Frederick Douglass Allen is Toledo’s first known Black American artist. What I was able to find out about him –
Born on April 25, 1886, Frederick Douglass Allen was the son of Thomas, a sleeping car porter, and Anna, whose family was from Delaware. Frederick was educated at the the Toledo Polytechnic School and trained as an artist. As listed in the City Directory, he was a professional designer and decorator. In the early 1930’s he is a portrait painter and married to Antoinette. The last appearance of Frederick Allen in the directories is in 1935, but without Antoinette.
In 1942 when Frederick was 56 he started a job with the lithograph department in the government printing office in Washington, where he worked for at least 5 years, as reported in the Blade in 1947 when he returned to Toledo for a visit.
Fred was one of the first students of the Toledo Museum School of Design.

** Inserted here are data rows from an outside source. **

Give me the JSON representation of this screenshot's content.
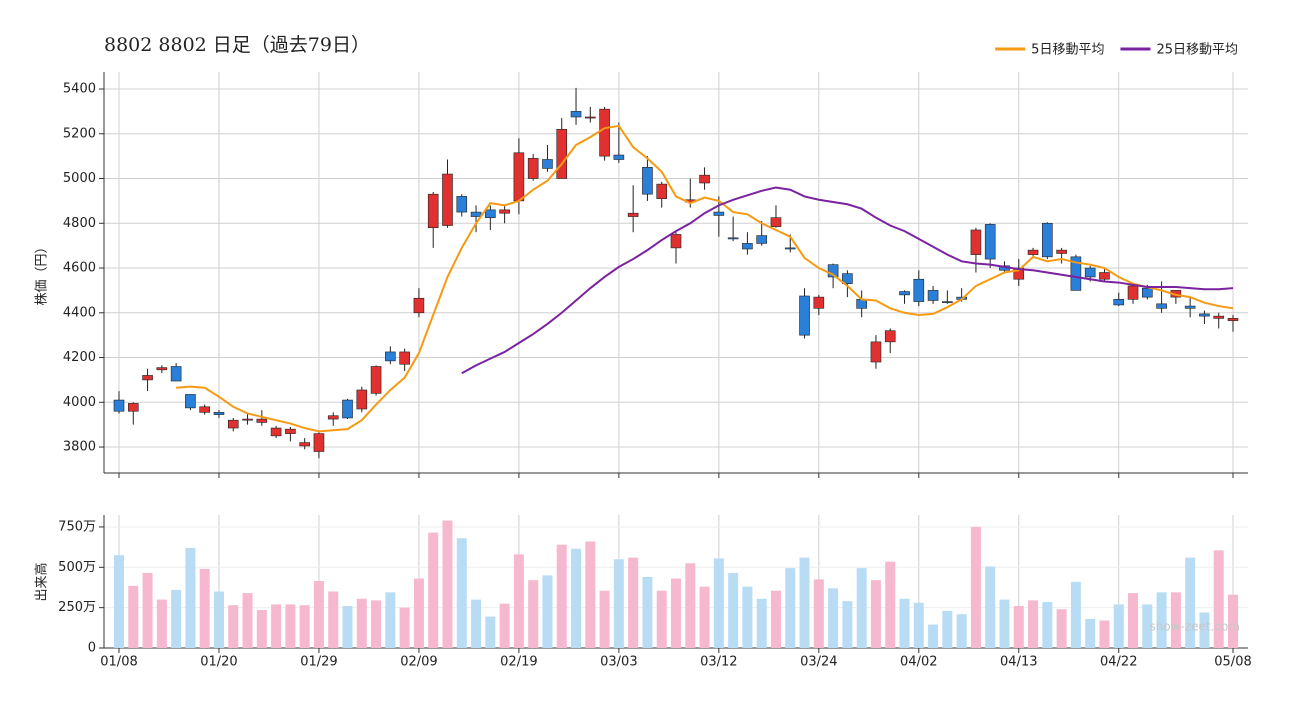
{
  "chart_data": [
    {
      "type": "candlestick",
      "title": "8802 8802  日足（過去79日）",
      "ylabel": "株価（円）",
      "ylim": [
        3684,
        5476
      ],
      "yticks": [
        3800,
        4000,
        4200,
        4400,
        4600,
        4800,
        5000,
        5200,
        5400
      ],
      "grid": true,
      "up_color": "#e03030",
      "down_color": "#2a7fd8",
      "legend": "top-right",
      "open": [
        4010,
        3960,
        4100,
        4145,
        4160,
        4035,
        3955,
        3955,
        3885,
        3920,
        3910,
        3850,
        3860,
        3805,
        3780,
        3925,
        4010,
        3970,
        4040,
        4225,
        4170,
        4400,
        4780,
        4790,
        4920,
        4850,
        4860,
        4845,
        4900,
        5000,
        5085,
        5000,
        5300,
        5270,
        5100,
        5105,
        4830,
        5050,
        4910,
        4690,
        4895,
        4980,
        4850,
        4735,
        4710,
        4745,
        4785,
        4690,
        4475,
        4420,
        4615,
        4575,
        4460,
        4180,
        4270,
        4495,
        4550,
        4500,
        4450,
        4470,
        4660,
        4795,
        4610,
        4550,
        4660,
        4800,
        4665,
        4650,
        4600,
        4550,
        4460,
        4460,
        4510,
        4440,
        4470,
        4430,
        4395,
        4375,
        4365
      ],
      "high": [
        4050,
        4000,
        4150,
        4165,
        4175,
        4035,
        3990,
        3965,
        3930,
        3955,
        3965,
        3895,
        3890,
        3840,
        3865,
        3955,
        4015,
        4070,
        4165,
        4250,
        4240,
        4510,
        4940,
        5085,
        4930,
        4880,
        4880,
        4880,
        5180,
        5110,
        5150,
        5270,
        5405,
        5320,
        5320,
        5250,
        4970,
        5100,
        4985,
        4760,
        5000,
        5050,
        4920,
        4830,
        4760,
        4810,
        4880,
        4750,
        4510,
        4480,
        4620,
        4590,
        4500,
        4300,
        4330,
        4500,
        4590,
        4520,
        4500,
        4510,
        4780,
        4800,
        4630,
        4640,
        4690,
        4805,
        4690,
        4660,
        4610,
        4600,
        4490,
        4530,
        4525,
        4540,
        4500,
        4470,
        4410,
        4400,
        4390
      ],
      "low": [
        3950,
        3900,
        4050,
        4130,
        4095,
        3965,
        3945,
        3930,
        3870,
        3900,
        3895,
        3840,
        3825,
        3790,
        3750,
        3895,
        3925,
        3955,
        4030,
        4170,
        4140,
        4380,
        4690,
        4780,
        4830,
        4760,
        4770,
        4800,
        4840,
        4990,
        5030,
        5000,
        5240,
        5250,
        5080,
        5070,
        4760,
        4900,
        4870,
        4620,
        4870,
        4950,
        4740,
        4720,
        4660,
        4700,
        4780,
        4670,
        4285,
        4390,
        4510,
        4470,
        4380,
        4150,
        4220,
        4440,
        4430,
        4440,
        4440,
        4450,
        4580,
        4600,
        4580,
        4520,
        4650,
        4640,
        4620,
        4500,
        4540,
        4540,
        4430,
        4440,
        4460,
        4400,
        4440,
        4380,
        4350,
        4330,
        4315
      ],
      "close": [
        3960,
        3995,
        4120,
        4155,
        4095,
        3975,
        3980,
        3945,
        3920,
        3925,
        3925,
        3885,
        3880,
        3820,
        3860,
        3940,
        3930,
        4055,
        4160,
        4185,
        4225,
        4465,
        4930,
        5020,
        4850,
        4830,
        4825,
        4860,
        5115,
        5090,
        5045,
        5220,
        5275,
        5275,
        5310,
        5085,
        4845,
        4930,
        4975,
        4750,
        4905,
        5015,
        4835,
        4730,
        4685,
        4710,
        4825,
        4685,
        4300,
        4470,
        4560,
        4530,
        4420,
        4270,
        4320,
        4480,
        4450,
        4455,
        4445,
        4460,
        4770,
        4640,
        4590,
        4600,
        4680,
        4650,
        4680,
        4500,
        4560,
        4580,
        4435,
        4520,
        4470,
        4420,
        4500,
        4420,
        4385,
        4385,
        4375
      ],
      "series": [
        {
          "name": "5日移動平均",
          "color": "#f59a12",
          "values": [
            null,
            null,
            null,
            null,
            4065,
            4070,
            4065,
            4025,
            3980,
            3950,
            3935,
            3920,
            3905,
            3885,
            3870,
            3875,
            3880,
            3920,
            3990,
            4055,
            4110,
            4220,
            4390,
            4560,
            4690,
            4800,
            4890,
            4880,
            4900,
            4950,
            4990,
            5065,
            5150,
            5185,
            5225,
            5235,
            5140,
            5090,
            5030,
            4920,
            4890,
            4915,
            4900,
            4850,
            4840,
            4800,
            4770,
            4740,
            4645,
            4600,
            4570,
            4520,
            4460,
            4455,
            4420,
            4400,
            4390,
            4395,
            4425,
            4460,
            4520,
            4550,
            4580,
            4590,
            4650,
            4630,
            4640,
            4625,
            4615,
            4600,
            4560,
            4530,
            4515,
            4500,
            4480,
            4470,
            4445,
            4430,
            4420
          ]
        },
        {
          "name": "25日移動平均",
          "color": "#7b22a0",
          "values": [
            null,
            null,
            null,
            null,
            null,
            null,
            null,
            null,
            null,
            null,
            null,
            null,
            null,
            null,
            null,
            null,
            null,
            null,
            null,
            null,
            null,
            null,
            null,
            null,
            4130,
            4165,
            4195,
            4225,
            4265,
            4305,
            4350,
            4400,
            4455,
            4510,
            4560,
            4605,
            4640,
            4680,
            4725,
            4765,
            4800,
            4845,
            4880,
            4905,
            4925,
            4945,
            4960,
            4950,
            4920,
            4905,
            4895,
            4885,
            4865,
            4825,
            4790,
            4765,
            4730,
            4695,
            4660,
            4630,
            4620,
            4615,
            4605,
            4595,
            4590,
            4580,
            4570,
            4560,
            4550,
            4540,
            4535,
            4525,
            4515,
            4515,
            4515,
            4510,
            4505,
            4505,
            4510
          ]
        }
      ]
    },
    {
      "type": "bar",
      "ylabel": "出来高",
      "watermark": "show-zeet.com",
      "ylim": [
        0,
        824
      ],
      "yticks": [
        0,
        {
          "value": 250,
          "label": "250万"
        },
        {
          "value": 500,
          "label": "500万"
        },
        {
          "value": 750,
          "label": "750万"
        }
      ],
      "grid": true,
      "up_color": "#f5b8cf",
      "down_color": "#b9dcf5",
      "categories": [
        "01/08",
        null,
        null,
        null,
        null,
        null,
        null,
        "01/20",
        null,
        null,
        null,
        null,
        null,
        null,
        "01/29",
        null,
        null,
        null,
        null,
        null,
        null,
        "02/09",
        null,
        null,
        null,
        null,
        null,
        null,
        "02/19",
        null,
        null,
        null,
        null,
        null,
        null,
        "03/03",
        null,
        null,
        null,
        null,
        null,
        null,
        "03/12",
        null,
        null,
        null,
        null,
        null,
        null,
        "03/24",
        null,
        null,
        null,
        null,
        null,
        null,
        "04/02",
        null,
        null,
        null,
        null,
        null,
        null,
        "04/13",
        null,
        null,
        null,
        null,
        null,
        null,
        "04/22",
        null,
        null,
        null,
        null,
        null,
        null,
        null,
        "05/08"
      ],
      "values": [
        575,
        385,
        465,
        300,
        360,
        620,
        490,
        350,
        265,
        340,
        235,
        270,
        270,
        265,
        415,
        350,
        260,
        305,
        295,
        345,
        250,
        430,
        715,
        790,
        680,
        300,
        195,
        275,
        580,
        420,
        450,
        640,
        615,
        660,
        355,
        550,
        560,
        440,
        355,
        430,
        525,
        380,
        555,
        465,
        380,
        305,
        355,
        495,
        560,
        425,
        370,
        290,
        495,
        420,
        535,
        305,
        280,
        145,
        230,
        210,
        750,
        505,
        300,
        260,
        295,
        285,
        240,
        410,
        180,
        170,
        270,
        340,
        270,
        345,
        345,
        560,
        220,
        605,
        330
      ]
    }
  ]
}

He was a member of the Art Student’s Guild, and one of the first members of the Toledo Art Klan in 1913. He exhibited at the 135th St. Branch of the New York Library. He studied for 3 years at the Chicago Art Institute, where he exhibited in 1916 when he was 30. He exhibited at the Toledo Museum of Art in 1927 and 1931. He was in the First Annual Exhibition of the Toledo Federation of Art Societies in 1918, and again in 1921, 1922, 1929, 1931, 1933, 1935 and 1936.
Notes on his existing artwork: Paintings in Toledo — Rev. T.D. Scott, hung at M.E. Church, at least until 1935 Postmaster W. T. Huntsman for St. John’s Church Other paintings — Dr. R. R. Wright, Jr. president of Wilberforce University, painted in 1934, and Richard B. Harrison (“De Lawd”) painted in 1935 after the actor’s death. The Toledo Museum shows were probably: May 1-31, 1927 – Work of the Public Schools and The Museum School of Design – Oct 1-31, 1931, Exhibition of the Work of the Public Schools and The Museum School of Design.
When he died is yet to be found out — his government records could have been destroyed in a fire in Kansas City.